This article is part of the supplement: Genetic Analysis Workshop 15: Gene Expression Analysis and Approaches to Detecting Multiple Functional Loci
Comparison of tagging single-nucleotide polymorphism methods in association analyses
1 Department of Health Sciences Research, Mayo Clinic College of Medicine, 200 First Street SW, Rochester, MN 55905, USA
2 Division of Medical Genetics, University of Washington, Box 357720, Seattle, WA 98195-7720, USA
BMC Proceedings 2007, 1(Suppl 1):S6 doi:Published: 18 December 2007
Several methods to identify tagging single-nucleotide polymorphisms (SNPs) are in common use for genetic epidemiologic studies; however, there may be loss of information when using only a subset of SNPs. We sought to compare the ability of commonly used pairwise, multimarker, and haplotype-based tagging SNP selection methods to detect known associations with quantitative expression phenotypes. Using data from HapMap release 21 on unrelated Utah residents with ancestors from northern and western Europe (CEPH-Utah, CEU), we selected tagging SNPs in five chromosomal regions using ldSelect, Tagger, and TagSNPs. We found that SNP subsets did not substantially overlap, and that the use of trio data did not greatly impact SNP selection. We then tested associations between HapMap genotypes and expression phenotypes on 28 CEU individuals as part of Genetic Analysis Workshop 15. Relative to the use of all SNPs (n = 210 SNPs across all regions), most subset methods were able to detect single-SNP and haplotype associations. Generally, pairwise selection approaches worked extremely well, relative to use of all SNPs, with marked reductions in the number of SNPs required.
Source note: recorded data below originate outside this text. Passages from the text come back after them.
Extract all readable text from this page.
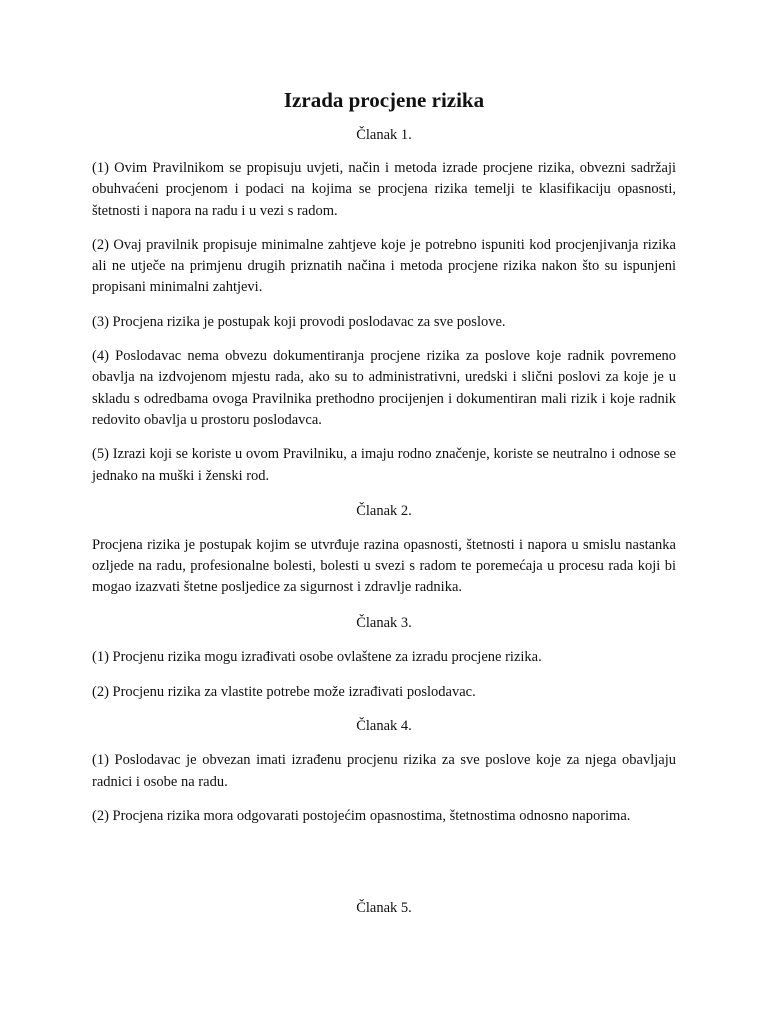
Izrada procjene rizika

Članak 1.

(1) Ovim Pravilnikom se propisuju uvjeti, način i metoda izrade procjene rizika, obvezni sadržaji obuhvaćeni procjenom i podaci na kojima se procjena rizika temelji te klasifikaciju opasnosti, štetnosti i napora na radu i u vezi s radom.

(2) Ovaj pravilnik propisuje minimalne zahtjeve koje je potrebno ispuniti kod procjenjivanja rizika ali ne utječe na primjenu drugih priznatih načina i metoda procjene rizika nakon što su ispunjeni propisani minimalni zahtjevi.

(3) Procjena rizika je postupak koji provodi poslodavac za sve poslove.

(4) Poslodavac nema obvezu dokumentiranja procjene rizika za poslove koje radnik povremeno obavlja na izdvojenom mjestu rada, ako su to administrativni, uredski i slični poslovi za koje je u skladu s odredbama ovoga Pravilnika prethodno procijenjen i dokumentiran mali rizik i koje radnik redovito obavlja u prostoru poslodavca.

(5) Izrazi koji se koriste u ovom Pravilniku, a imaju rodno značenje, koriste se neutralno i odnose se jednako na muški i ženski rod.

Članak 2.

Procjena rizika je postupak kojim se utvrđuje razina opasnosti, štetnosti i napora u smislu nastanka ozljede na radu, profesionalne bolesti, bolesti u svezi s radom te poremećaja u procesu rada koji bi mogao izazvati štetne posljedice za sigurnost i zdravlje radnika.

Članak 3.

(1) Procjenu rizika mogu izrađivati osobe ovlaštene za izradu procjene rizika.

(2) Procjenu rizika za vlastite potrebe može izrađivati poslodavac.

Članak 4.

(1) Poslodavac je obvezan imati izrađenu procjenu rizika za sve poslove koje za njega obavljaju radnici i osobe na radu.

(2) Procjena rizika mora odgovarati postojećim opasnostima, štetnostima odnosno naporima.

Članak 5.
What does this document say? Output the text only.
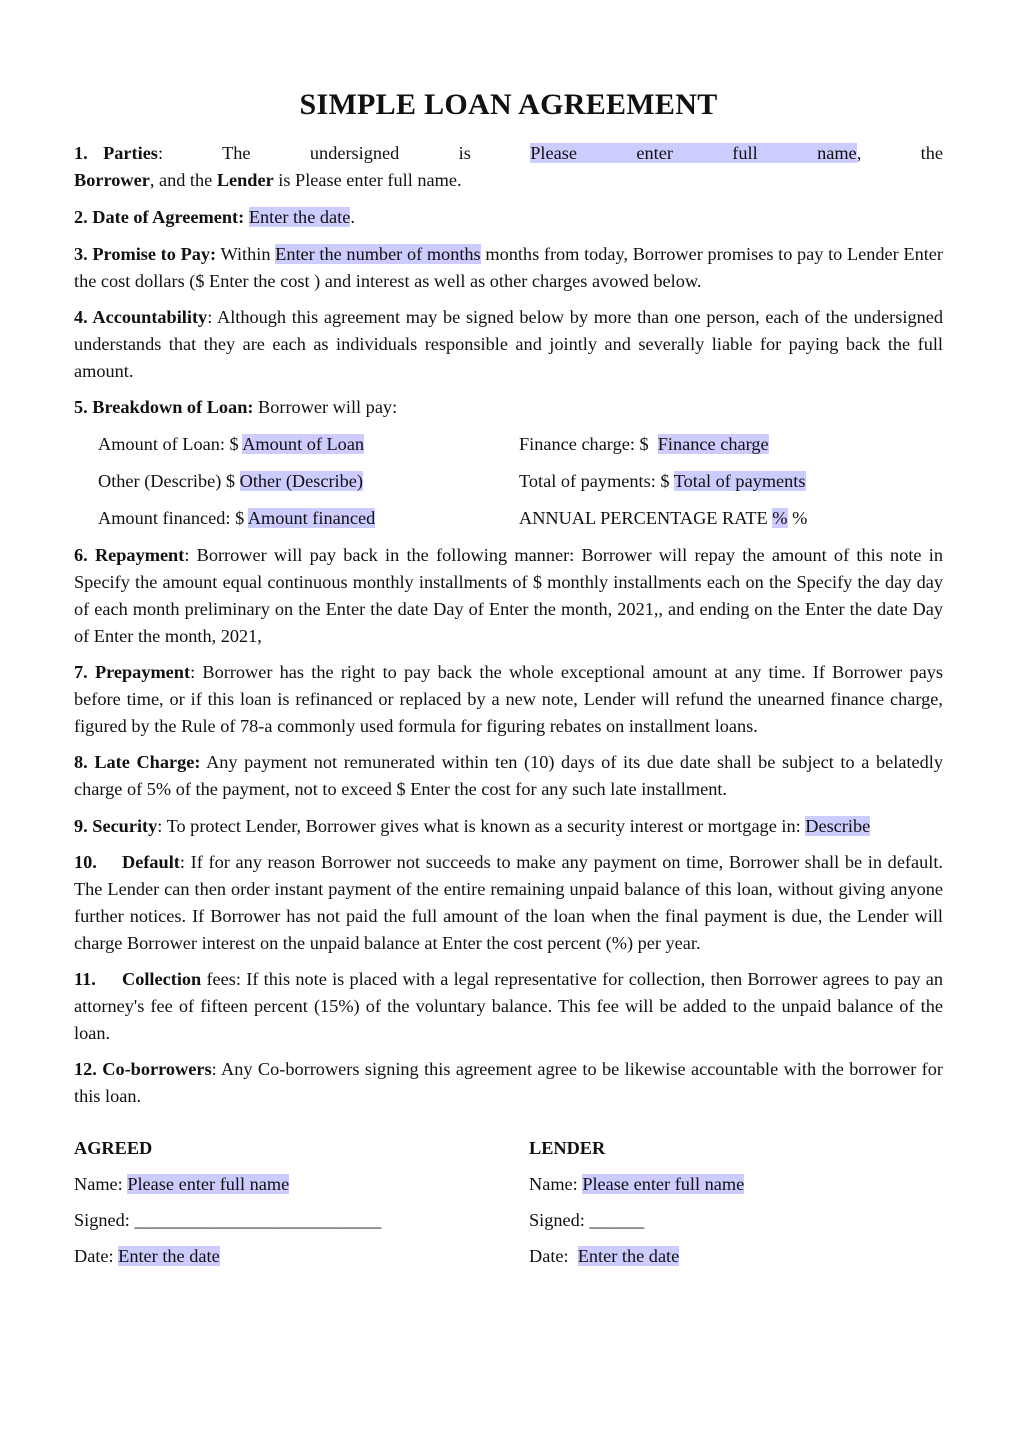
SIMPLE LOAN AGREEMENT

1. Parties: The undersigned is Please enter full name, the Borrower, and the Lender is Please enter full name.

2. Date of Agreement: Enter the date.

3. Promise to Pay: Within Enter the number of months months from today, Borrower promises to pay to Lender Enter the cost dollars ($ Enter the cost ) and interest as well as other charges avowed below.

4. Accountability: Although this agreement may be signed below by more than one person, each of the undersigned understands that they are each as individuals responsible and jointly and severally liable for paying back the full amount.

5. Breakdown of Loan: Borrower will pay:

Amount of Loan: $ Amount of Loan	Finance charge: $  Finance charge
Other (Describe) $ Other (Describe)	Total of payments: $ Total of payments
Amount financed: $ Amount financed	ANNUAL PERCENTAGE RATE % %

6. Repayment: Borrower will pay back in the following manner: Borrower will repay the amount of this note in Specify the amount equal continuous monthly installments of $ monthly installments each on the Specify the day day of each month preliminary on the Enter the date Day of Enter the month, 2021,, and ending on the Enter the date Day of Enter the month, 2021,

7. Prepayment: Borrower has the right to pay back the whole exceptional amount at any time. If Borrower pays before time, or if this loan is refinanced or replaced by a new note, Lender will refund the unearned finance charge, figured by the Rule of 78-a commonly used formula for figuring rebates on installment loans.

8. Late Charge: Any payment not remunerated within ten (10) days of its due date shall be subject to a belatedly charge of 5% of the payment, not to exceed $ Enter the cost for any such late installment.

9. Security: To protect Lender, Borrower gives what is known as a security interest or mortgage in: Describe

10. Default: If for any reason Borrower not succeeds to make any payment on time, Borrower shall be in default. The Lender can then order instant payment of the entire remaining unpaid balance of this loan, without giving anyone further notices. If Borrower has not paid the full amount of the loan when the final payment is due, the Lender will charge Borrower interest on the unpaid balance at Enter the cost percent (%) per year.

11. Collection fees: If this note is placed with a legal representative for collection, then Borrower agrees to pay an attorney's fee of fifteen percent (15%) of the voluntary balance. This fee will be added to the unpaid balance of the loan.

12. Co-borrowers: Any Co-borrowers signing this agreement agree to be likewise accountable with the borrower for this loan.

AGREED
Name: Please enter full name
Signed: ___________________________
Date: Enter the date
LENDER
Name: Please enter full name
Signed: ______
Date:  Enter the date
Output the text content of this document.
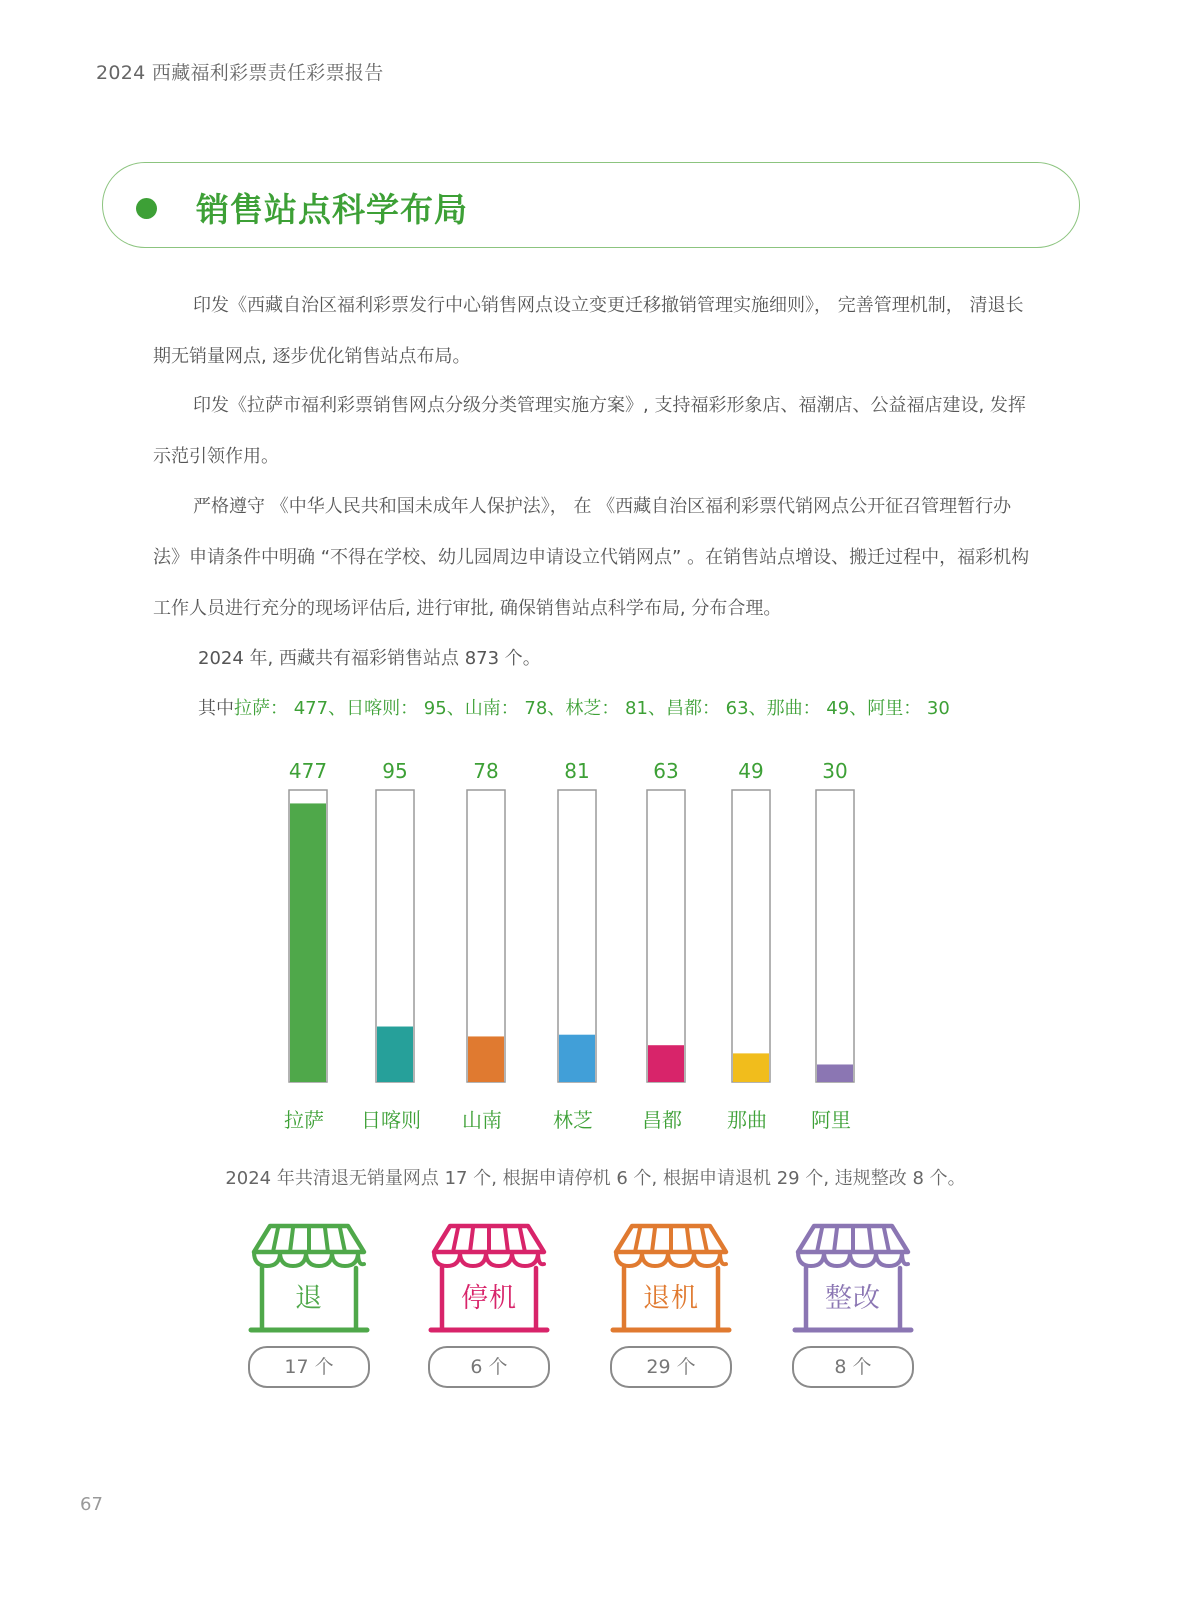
2024 西藏福利彩票责任彩票报告
销售站点科学布局

印发《西藏自治区福利彩票发行中心销售网点设立变更迁移撤销管理实施细则》， 完善管理机制， 清退长
期无销量网点, 逐步优化销售站点布局。

印发《拉萨市福利彩票销售网点分级分类管理实施方案》, 支持福彩形象店、福潮店、公益福店建设, 发挥
示范引领作用。

严格遵守 《中华人民共和国未成年人保护法》， 在 《西藏自治区福利彩票代销网点公开征召管理暂行办
法》申请条件中明确 “不得在学校、幼儿园周边申请设立代销网点” 。在销售站点增设、搬迁过程中，福彩机构
工作人员进行充分的现场评估后, 进行审批, 确保销售站点科学布局, 分布合理。

2024 年, 西藏共有福彩销售站点 873 个。
其中拉萨： 477、日喀则： 95、山南： 78、林芝： 81、昌都： 63、那曲： 49、阿里： 30
477
拉萨
95
日喀则
78
山南
81
林芝
63
昌都
49
那曲
30
阿里
2024 年共清退无销量网点 17 个, 根据申请停机 6 个, 根据申请退机 29 个, 违规整改 8 个。
退
17 个
停机
6 个
退机
29 个
整改
8 个
67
Haplotype-based approaches, which had identified smaller SNP subsets, missed associations in some regions. We conclude that the optimal tagging SNP method depends on the true model of the genetic association (i.e., whether a SNP or haplotype is responsible); unfortunately, this is often unknown at the time of SNP selection. Additional evaluations using empirical and simulated data are needed.